As a subordinate, the critique and insight you receive from these sessions should be central to your career planning, skill development and ultimate success. It should have given you enough data to define your most important goals for growth. A general sequence for this would be as follows:
1. Decide on a few (no more than three at a time, please) key goals that will help ensure your success and make your life easier on the job. These goals should be of the SIMple variety – Specific, Important and Measurable (from One Page Talent Management — http://amzn.to/1m9b7FL).
2. Take inventory. What resources are available, and what obstacles are you likely to face? Take into account your primary strengths and how you can use them to help you achieve these goals. Also plan for how you will deal with the Resistance (capital R) that’s always an obstacle to positive growth and change. See Do the Work (http://amzn.to/1QVot58).
3. Develop strategies to achieve these goals and test them out in the real world.
4. Tweak your strategies in response to tangible results and feedback from these efforts.
5. Iterate.

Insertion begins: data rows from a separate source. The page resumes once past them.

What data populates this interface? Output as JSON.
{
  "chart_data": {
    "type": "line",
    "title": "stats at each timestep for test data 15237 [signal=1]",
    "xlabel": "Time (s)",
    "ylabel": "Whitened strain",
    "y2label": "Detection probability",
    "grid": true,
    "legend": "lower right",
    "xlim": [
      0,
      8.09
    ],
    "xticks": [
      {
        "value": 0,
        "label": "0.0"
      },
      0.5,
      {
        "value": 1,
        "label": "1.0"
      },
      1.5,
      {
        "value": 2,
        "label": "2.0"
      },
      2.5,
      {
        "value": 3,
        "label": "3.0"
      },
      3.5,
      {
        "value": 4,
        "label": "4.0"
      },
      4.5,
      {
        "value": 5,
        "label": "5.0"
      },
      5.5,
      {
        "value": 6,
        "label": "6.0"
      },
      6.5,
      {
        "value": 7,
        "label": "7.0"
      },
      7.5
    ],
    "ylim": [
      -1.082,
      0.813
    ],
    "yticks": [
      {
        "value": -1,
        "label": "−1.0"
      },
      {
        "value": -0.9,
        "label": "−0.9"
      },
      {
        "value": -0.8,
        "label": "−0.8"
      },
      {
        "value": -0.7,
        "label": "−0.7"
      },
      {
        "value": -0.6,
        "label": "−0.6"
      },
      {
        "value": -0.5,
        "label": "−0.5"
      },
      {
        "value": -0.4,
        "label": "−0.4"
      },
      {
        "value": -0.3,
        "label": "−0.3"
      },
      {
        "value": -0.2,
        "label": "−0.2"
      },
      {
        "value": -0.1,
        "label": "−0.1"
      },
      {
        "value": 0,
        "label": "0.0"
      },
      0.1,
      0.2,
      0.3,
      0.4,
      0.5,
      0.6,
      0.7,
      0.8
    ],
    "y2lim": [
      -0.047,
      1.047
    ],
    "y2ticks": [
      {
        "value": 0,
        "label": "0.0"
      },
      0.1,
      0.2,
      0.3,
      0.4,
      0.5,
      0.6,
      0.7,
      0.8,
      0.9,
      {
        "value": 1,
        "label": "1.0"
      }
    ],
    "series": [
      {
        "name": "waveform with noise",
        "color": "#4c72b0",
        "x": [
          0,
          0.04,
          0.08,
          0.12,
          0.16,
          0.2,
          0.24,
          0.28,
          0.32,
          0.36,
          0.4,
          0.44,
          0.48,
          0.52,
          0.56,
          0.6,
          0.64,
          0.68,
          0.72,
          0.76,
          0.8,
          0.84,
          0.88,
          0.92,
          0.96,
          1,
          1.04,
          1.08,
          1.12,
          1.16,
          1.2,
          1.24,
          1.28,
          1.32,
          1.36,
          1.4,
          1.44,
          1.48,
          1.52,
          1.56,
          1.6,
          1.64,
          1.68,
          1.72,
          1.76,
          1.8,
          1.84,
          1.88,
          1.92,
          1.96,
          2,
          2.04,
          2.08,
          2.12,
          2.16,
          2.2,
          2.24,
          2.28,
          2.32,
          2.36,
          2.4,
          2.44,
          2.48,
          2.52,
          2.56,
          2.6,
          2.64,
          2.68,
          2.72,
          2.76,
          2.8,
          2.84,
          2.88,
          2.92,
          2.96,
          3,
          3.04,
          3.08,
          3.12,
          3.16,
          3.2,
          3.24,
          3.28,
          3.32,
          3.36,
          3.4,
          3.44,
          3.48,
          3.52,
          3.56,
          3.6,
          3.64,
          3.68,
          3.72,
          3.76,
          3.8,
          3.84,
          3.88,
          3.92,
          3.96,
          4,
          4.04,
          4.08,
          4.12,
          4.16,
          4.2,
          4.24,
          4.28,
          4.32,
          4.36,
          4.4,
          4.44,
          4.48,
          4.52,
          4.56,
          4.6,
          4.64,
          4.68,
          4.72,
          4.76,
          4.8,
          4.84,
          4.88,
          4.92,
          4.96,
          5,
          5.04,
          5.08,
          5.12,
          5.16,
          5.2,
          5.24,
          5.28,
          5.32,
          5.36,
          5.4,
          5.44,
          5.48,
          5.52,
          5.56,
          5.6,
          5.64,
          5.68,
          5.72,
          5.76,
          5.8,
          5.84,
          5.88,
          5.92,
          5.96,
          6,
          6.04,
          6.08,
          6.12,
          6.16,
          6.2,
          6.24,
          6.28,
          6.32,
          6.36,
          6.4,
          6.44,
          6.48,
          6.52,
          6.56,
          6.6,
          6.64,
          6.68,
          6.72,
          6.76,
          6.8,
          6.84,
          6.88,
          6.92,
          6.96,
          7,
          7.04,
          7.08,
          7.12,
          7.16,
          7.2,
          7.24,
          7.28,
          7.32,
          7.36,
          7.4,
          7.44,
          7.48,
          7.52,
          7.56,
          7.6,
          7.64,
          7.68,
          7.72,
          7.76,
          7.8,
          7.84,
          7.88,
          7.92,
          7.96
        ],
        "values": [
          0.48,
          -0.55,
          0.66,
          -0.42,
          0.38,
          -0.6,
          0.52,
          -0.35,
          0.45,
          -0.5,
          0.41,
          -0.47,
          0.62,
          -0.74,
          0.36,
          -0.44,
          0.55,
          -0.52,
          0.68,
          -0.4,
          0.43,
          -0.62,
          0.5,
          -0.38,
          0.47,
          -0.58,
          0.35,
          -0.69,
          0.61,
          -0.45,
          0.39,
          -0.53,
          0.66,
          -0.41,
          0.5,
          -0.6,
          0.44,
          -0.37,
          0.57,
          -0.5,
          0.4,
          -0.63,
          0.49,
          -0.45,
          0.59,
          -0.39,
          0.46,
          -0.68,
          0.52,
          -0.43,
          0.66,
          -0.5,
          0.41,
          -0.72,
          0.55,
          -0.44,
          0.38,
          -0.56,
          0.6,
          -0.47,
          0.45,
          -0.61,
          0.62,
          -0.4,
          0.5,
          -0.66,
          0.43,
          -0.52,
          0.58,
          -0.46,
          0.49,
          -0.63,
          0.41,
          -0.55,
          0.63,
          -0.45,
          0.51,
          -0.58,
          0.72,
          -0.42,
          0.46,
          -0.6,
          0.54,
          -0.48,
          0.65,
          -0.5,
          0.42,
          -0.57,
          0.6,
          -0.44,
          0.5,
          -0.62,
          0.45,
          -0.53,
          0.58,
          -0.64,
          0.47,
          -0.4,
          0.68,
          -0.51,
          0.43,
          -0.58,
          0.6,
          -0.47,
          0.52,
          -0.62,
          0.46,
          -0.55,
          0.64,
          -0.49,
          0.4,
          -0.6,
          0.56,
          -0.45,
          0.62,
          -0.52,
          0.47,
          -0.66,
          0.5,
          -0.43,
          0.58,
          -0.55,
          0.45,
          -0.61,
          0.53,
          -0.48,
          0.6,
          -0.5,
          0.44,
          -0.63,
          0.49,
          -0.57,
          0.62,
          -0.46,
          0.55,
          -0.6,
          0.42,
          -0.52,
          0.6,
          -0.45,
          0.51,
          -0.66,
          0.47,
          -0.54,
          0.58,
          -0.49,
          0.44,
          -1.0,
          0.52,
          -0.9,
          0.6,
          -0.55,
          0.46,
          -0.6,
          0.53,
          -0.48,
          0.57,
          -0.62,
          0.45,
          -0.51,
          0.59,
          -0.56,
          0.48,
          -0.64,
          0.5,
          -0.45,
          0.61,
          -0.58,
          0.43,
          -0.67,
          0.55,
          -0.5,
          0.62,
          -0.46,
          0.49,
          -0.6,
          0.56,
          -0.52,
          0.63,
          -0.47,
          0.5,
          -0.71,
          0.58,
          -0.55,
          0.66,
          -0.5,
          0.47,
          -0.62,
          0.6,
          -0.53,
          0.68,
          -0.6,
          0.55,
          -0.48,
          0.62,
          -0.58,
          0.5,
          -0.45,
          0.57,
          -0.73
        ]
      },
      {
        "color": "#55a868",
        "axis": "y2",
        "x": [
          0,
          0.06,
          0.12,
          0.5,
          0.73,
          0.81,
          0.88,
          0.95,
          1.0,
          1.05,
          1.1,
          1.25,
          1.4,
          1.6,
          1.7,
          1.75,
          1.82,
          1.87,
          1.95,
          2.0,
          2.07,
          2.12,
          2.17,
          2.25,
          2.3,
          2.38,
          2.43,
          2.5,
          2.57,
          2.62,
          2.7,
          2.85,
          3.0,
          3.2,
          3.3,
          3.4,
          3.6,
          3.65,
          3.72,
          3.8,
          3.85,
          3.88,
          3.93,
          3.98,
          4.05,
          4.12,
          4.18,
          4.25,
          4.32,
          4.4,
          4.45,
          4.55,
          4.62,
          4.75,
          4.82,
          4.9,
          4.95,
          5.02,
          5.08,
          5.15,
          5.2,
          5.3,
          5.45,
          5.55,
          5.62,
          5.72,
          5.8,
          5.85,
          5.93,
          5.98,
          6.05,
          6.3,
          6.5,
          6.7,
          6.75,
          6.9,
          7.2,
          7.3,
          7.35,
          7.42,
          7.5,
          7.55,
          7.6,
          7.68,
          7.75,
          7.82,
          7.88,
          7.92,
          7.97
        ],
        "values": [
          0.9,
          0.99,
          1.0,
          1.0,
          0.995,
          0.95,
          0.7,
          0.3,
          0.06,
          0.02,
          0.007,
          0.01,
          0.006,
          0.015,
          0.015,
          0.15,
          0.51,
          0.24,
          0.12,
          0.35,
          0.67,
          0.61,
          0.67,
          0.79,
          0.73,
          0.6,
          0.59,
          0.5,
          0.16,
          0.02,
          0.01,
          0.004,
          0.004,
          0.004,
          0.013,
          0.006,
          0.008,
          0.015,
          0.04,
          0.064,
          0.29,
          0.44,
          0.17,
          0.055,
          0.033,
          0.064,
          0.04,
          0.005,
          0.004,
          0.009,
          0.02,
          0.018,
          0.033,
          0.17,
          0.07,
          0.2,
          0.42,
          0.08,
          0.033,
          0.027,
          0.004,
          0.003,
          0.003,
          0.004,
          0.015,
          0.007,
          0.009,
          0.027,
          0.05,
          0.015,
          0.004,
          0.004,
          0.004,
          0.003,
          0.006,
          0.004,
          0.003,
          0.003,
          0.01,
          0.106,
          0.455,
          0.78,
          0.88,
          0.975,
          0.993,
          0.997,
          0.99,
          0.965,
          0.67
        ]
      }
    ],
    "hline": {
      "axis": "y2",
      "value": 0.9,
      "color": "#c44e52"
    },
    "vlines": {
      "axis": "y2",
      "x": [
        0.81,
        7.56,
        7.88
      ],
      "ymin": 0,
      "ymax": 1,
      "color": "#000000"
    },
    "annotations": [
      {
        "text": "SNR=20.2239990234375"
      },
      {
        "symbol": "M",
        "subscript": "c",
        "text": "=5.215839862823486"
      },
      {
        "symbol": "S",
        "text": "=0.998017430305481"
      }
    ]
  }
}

Keep the process going to achieve new and/or modified goals.
As a leader, try to play more the role of coach and mentor. That is, help your people to work within the above goal-setting/accomplishment structure towards a positive outcome. Check out the references above for insights and tools for doing this.
Good communications are essential to success in any organization. No matter how diligent you are about communications, things tend to fall through the cracks and people get lax after a while. It takes sustained and continued effort to make sure that everybody has the information they need to be successful. The 3 x 5 conversation can help keep the lines open and can help create a culture of growth and positive achievement. This tool is deceptively simple and easy to use, but it’s not a one-time fix. It’s something you’ll need to rely on consistently over time for maximum impact and benefit.